Hallan restos óseos y horno crematorio en funeraria de Iguala mientras indagan pérdida de videos judiciales
Por Redacción
Iguala, 22 de marzo de 2026.- Durante una inspección realizada el 21 de marzo de 2026 en la funeraria Ángel de Iguala, autoridades federales encargadas de las búsquedas localizaron una bolsa con restos óseos humanos datados de 2014 y un horno crematorio clandestino. Este hallazgo se produce en un contexto de múltiples líneas de investigación activas respecto a la desaparición forzada de los 43 normalistas de Ayotzinapa, ocurrida hace más de 11 años.
En paralelo al descubrimiento en la funeraria, se reportó la detención de Blanca María del Rocío Estrada Ortega, identificada como visitadora del Tribunal Superior de Justicia de Guerrero. La autoridad la vincula con la presunta pérdida de videos clave para el caso, aunque no se han especificado los cargos precisos ni el contenido probatorio exacto de dichas grabaciones.
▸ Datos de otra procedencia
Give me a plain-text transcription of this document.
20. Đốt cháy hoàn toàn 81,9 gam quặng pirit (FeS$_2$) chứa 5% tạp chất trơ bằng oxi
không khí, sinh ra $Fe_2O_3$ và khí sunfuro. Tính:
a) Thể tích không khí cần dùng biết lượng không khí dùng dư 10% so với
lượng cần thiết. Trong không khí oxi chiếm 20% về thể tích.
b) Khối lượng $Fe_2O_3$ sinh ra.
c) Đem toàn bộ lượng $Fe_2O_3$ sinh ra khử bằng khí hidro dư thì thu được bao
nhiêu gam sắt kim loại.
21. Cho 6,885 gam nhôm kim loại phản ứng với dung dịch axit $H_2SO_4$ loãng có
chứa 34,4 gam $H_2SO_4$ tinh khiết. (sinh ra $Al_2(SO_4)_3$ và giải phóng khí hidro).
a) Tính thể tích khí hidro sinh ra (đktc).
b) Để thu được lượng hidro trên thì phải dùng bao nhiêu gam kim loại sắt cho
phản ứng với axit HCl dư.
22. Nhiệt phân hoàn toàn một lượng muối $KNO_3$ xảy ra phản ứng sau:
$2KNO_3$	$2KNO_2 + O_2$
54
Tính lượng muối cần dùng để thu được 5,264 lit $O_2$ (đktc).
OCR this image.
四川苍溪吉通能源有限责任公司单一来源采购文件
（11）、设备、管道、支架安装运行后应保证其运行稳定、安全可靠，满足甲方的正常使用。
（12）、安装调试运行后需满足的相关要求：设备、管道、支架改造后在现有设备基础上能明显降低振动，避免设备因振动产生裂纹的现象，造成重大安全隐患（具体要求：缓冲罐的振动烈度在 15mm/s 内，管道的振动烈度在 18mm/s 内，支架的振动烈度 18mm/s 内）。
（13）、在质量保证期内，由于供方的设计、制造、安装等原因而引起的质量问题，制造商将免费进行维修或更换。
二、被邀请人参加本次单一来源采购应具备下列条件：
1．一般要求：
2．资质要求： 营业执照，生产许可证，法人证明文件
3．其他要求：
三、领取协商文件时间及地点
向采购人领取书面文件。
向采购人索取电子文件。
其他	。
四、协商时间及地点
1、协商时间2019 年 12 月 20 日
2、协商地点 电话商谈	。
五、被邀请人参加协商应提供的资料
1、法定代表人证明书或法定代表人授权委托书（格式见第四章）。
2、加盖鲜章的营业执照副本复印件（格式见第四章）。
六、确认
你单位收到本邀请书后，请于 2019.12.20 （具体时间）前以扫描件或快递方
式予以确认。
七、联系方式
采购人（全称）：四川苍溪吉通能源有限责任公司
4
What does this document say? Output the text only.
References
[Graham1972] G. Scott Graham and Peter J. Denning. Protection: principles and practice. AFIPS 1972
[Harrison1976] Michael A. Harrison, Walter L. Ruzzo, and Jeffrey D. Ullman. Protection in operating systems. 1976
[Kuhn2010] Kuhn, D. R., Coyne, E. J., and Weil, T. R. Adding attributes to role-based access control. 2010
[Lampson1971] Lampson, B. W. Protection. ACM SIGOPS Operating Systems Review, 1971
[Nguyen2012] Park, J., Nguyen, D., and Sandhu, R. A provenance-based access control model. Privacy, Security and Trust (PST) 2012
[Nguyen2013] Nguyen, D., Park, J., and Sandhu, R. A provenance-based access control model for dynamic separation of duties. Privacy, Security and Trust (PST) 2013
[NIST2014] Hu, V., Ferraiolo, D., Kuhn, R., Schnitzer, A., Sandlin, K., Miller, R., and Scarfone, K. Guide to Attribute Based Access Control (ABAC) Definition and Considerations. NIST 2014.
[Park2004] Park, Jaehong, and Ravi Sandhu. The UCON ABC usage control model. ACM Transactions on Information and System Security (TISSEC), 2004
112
Asimismo, las autoridades han detenido a Ubaldo Segura Pantoja, un líder social vinculado al movimiento por los 43 normalistas. La investigación actual no establece una conexión directa entre su detención y las otras dos líneas de trabajo (la inspección en la funeraria y la pérdida de videos), sugiriendo que podría tratarse de un hecho paralelo o relacionado de manera indirecta con el caso principal.
Las investigaciones se desarrollan bajo la supervisión de funcionarios federales, incluyendo a Mauricio Pazarán, titular de la UEILCA, y Arturo Medina, subsecretario de Derechos Humanos, Población y Migración y presidente de la Covaj. También participa Claudia Galindo, secretaria técnica de la Covaj, así como madres y padres de los normalistas, estudiantes de la normal de Ayotzinapa y organizaciones de derechos humanos.
Abel Barrera Hernández, director del Centro de Derechos Humanos de La Montaña Tlachinollan, figura entre las organizaciones involucradas en el seguimiento de estos hechos. Hasta el momento, no se ha confirmado la relación directa entre los restos óseos hallados en la funeraria y el caso Ayotzinapa, limitándose las autoridades a indicar que se indaga dicha conexión.
Estos eventos marcan una nueva fase en las búsquedas e investigaciones sobre el caso, donde convergen hallazgos forenses, acciones contra funcionarios judiciales por la desaparición de evidencia y detenciones de actores sociales, más de una década después de los hechos originales.